Un livre du général Soubelet fait des vagues au sein de la Gendarmerie
« Tout ce qu’il ne faut pas dire« . Le titre que le général de gendarmerie Bertrand Soubelet a donné à son livre, disponible en librairie à partir du 24 mars, donne le ton. Et si on n’en est pas encore convaincu, il suffit de lire la notice de l’éditeur (Plon).
« Moi, Bertrand Soubelet, général de corps d’armée, directeur des Opérations et de l’Emploi de la gendarmerie, j’ai été écarté pour avoir dit la vérité : la sécurité dans notre pays n’est pas assurée comme elle le devrait », y est-il écrit.
En décembre 2013, le général Soubelet, alors numéro trois de la Gendarmerie nationale, avait défrayé la chronique en tenant des propos sans langue de bois lors d’une audition dans le cadre de la mission d’information relative à la lutte contre l’insécurité sur tout le territoire lancée par la Commission des lois de l’Assemblée nationale.
« Les gendarmes sont inquiets car on prend plus soin des auteurs (d’actes délictueux) que des victimes », avait-il déploré. Et d’insister : « les auteurs d’atteintes aux biens (cambriolages, vols…), les plus importantes numériquement, bénéficient d’un traitement pénal qui leur permet de continuer à exercer leurs activités ».
Quelques mois plus tôt, lors d’une session du Conseil de la fonction militaire de la gendarmerie (CFMG), le général Soubelet avait tenu des propos également remarqués. « Nous ne pouvons pas dire à nos subordonnées qu’avec nos moyens actuels, nous pouvons être meilleurs (…) Nous le ferons différemment mais certainement pas mieux. (…) La seule possibilité serait de tirer sur la ‘couenne’ des personnels, au risque de mettre en déséquilibre leur santé », avait-il lancé.
Quoi qu’il en soit, suite à son audition à l’Assemblée nationale, le général Soubelet bénéficia d’un élan de sympathie sur les réseaux sociaux (mais aussi chez les gendarmes). Mais ses propos lui valurent le courroux de Manuel Valls, alors ministre de l’Intérieur. « Les forces de l’ordre et la justice doivent partager les mêmes buts » et « je ne tolérerai aucun manque à cette ligne de conduite sur le cap, la direction et la manière de travailler ensemble car l’engagement et la loyauté sont indispensables », avait-il affirmé, tout en assurant être sur la même « longueur d’onde » avec la « Garde des Sceaux » [Christiane Taubira, ndlr].
En juillet 2014, le général Soubelet fut nommé commandant de la gendarmerie d’outre-mer (CGOM) et abandonna ainsi ses fonctions de numéro trois de la Gendarmerie nationale.

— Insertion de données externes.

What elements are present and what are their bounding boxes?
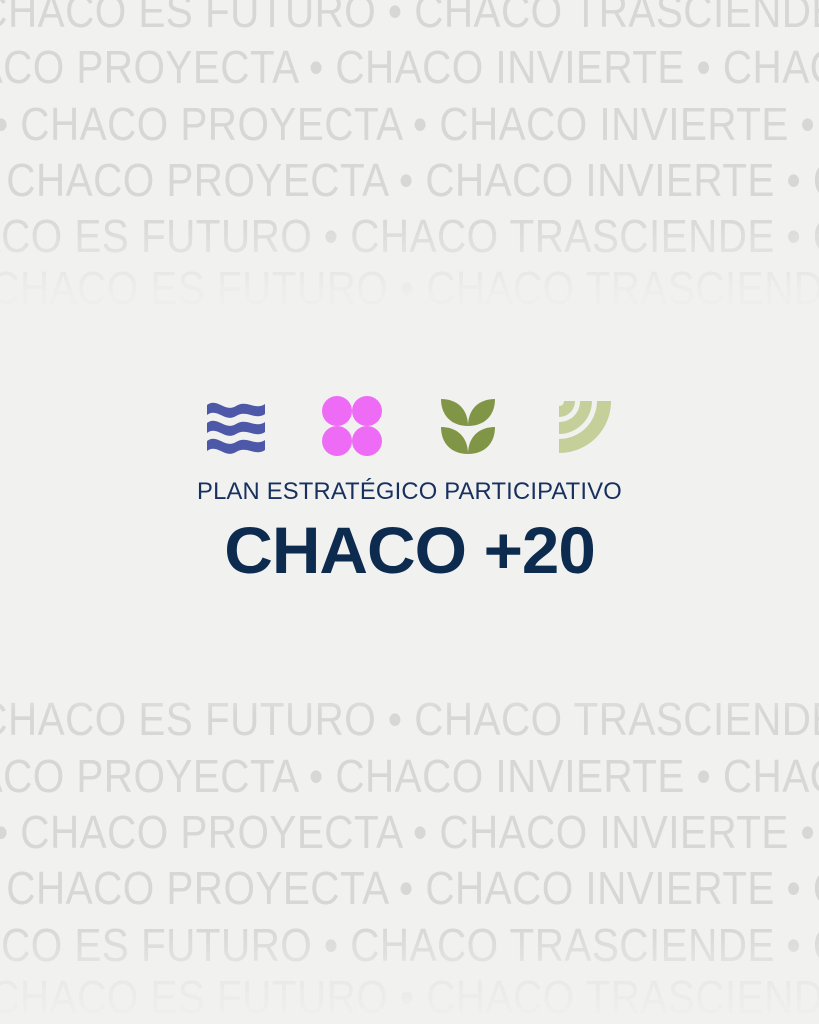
watermark-line: • CHACO ES FUTURO • CHACO TRASCIENDE • C… — [0, 0, 819, 34]
arcs-icon — [551, 393, 617, 459]
watermark-line: • CHACO PROYECTA • CHACO INVIERTE • CHA — [0, 157, 819, 203]
watermark-line: • CHACO ES FUTURO • CHACO TRASCIENDE • C… — [0, 974, 819, 1020]
dots-icon — [319, 393, 385, 459]
brand-subtitle: PLAN ESTRATÉGICO PARTICIPATIVO — [12, 480, 806, 505]
watermark-bottom-block: • CHACO ES FUTURO • CHACO TRASCIENDE • C… — [0, 660, 819, 1024]
watermark-line: • CHACO PROYECTA • CHACO INVIERTE • CHAC… — [0, 44, 819, 90]
brand-wordmark: CHACO +20 — [0, 517, 819, 584]
sprout-icon — [435, 393, 501, 459]
watermark-line: • CHACO PROYECTA • CHACO INVIERTE • CHA — [0, 809, 819, 855]
watermark-line: • CHACO ES FUTURO • CHACO TRASCIENDE • C… — [0, 213, 819, 259]
brand-lockup: PLAN ESTRATÉGICO PARTICIPATIVO CHACO +20 — [0, 392, 819, 584]
poster-canvas: • CHACO ES FUTURO • CHACO TRASCIENDE • C… — [0, 0, 819, 1024]
watermark-line: • CHACO PROYECTA • CHACO INVIERTE • CHA — [0, 101, 819, 147]
waves-icon — [203, 393, 269, 459]
watermark-line: • CHACO ES FUTURO • CHACO TRASCIENDE • C… — [0, 922, 819, 968]
brand-icon-row — [0, 392, 819, 460]
watermark-line: • CHACO ES FUTURO • CHACO TRASCIENDE • C… — [0, 265, 819, 311]
watermark-line: • CHACO PROYECTA • CHACO INVIERTE • CHAC… — [0, 753, 819, 799]
watermark-line: • CHACO PROYECTA • CHACO INVIERTE • CHA — [0, 865, 819, 911]
watermark-top-block: • CHACO ES FUTURO • CHACO TRASCIENDE • C… — [0, 0, 819, 330]
watermark-line: • CHACO ES FUTURO • CHACO TRASCIENDE • C… — [0, 696, 819, 742]
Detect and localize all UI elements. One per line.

« Des pressions ont été exercées sur moi pour me faire quitter la gendarmerie qui a été ma vie pendant trente-cinq ans. Désormais personne ne peut m’opposer un pseudo devoir de réserve. D’où ce livre », explique le général Soubelet pour présenter son ouvrage.
Seulement, le directeur général de la Gendarmerie nationale (DGGN), le général Denis Favier, ne l’entend pas de cette oreille. Sans le nommer, il a critiqué, via un billet posté sur son blog, le général Soubelet et sa démarche.
« La publication du livre d’un général de gendarmerie ne peut me laisser indifférent. Je pourrais l’esquiver, la cantonner à une question d’ordre statutaire. Mais ce n’est pas ma manière d’aborder les chose », écrit le général Favier.
« La gendarmerie compte quelques grands commandements et celui de la gendarmerie d’outre-mer est l’un des plus sensibles. Je donne toute ma confiance à ceux qui accèdent à ces responsabilités. Je ne conçois pas que l’un d’eux accepte de telles fonctions pour les dénigrer ensuite », poursuit-il, en faisant une allusion claire au général Soubelet.
« Je crois au courage de dire les choses non pour s’en prévaloir, mais pour faire avancer notre maison dans le souci de l’intérêt général. On peut se battre pour notre budget, nos effectifs et nos moyens, répondre aux mises en cause quand elles sont injustes. On peut le faire sans déformer les faits ni sortir de son rôle. Et pourtant être entendu », ajoute encore le général Favier, pour qui « vendre une polémique, instrumentaliser la gendarmerie et ceux qui la servent, c’est tout ce qu’il ne faut pas faire ».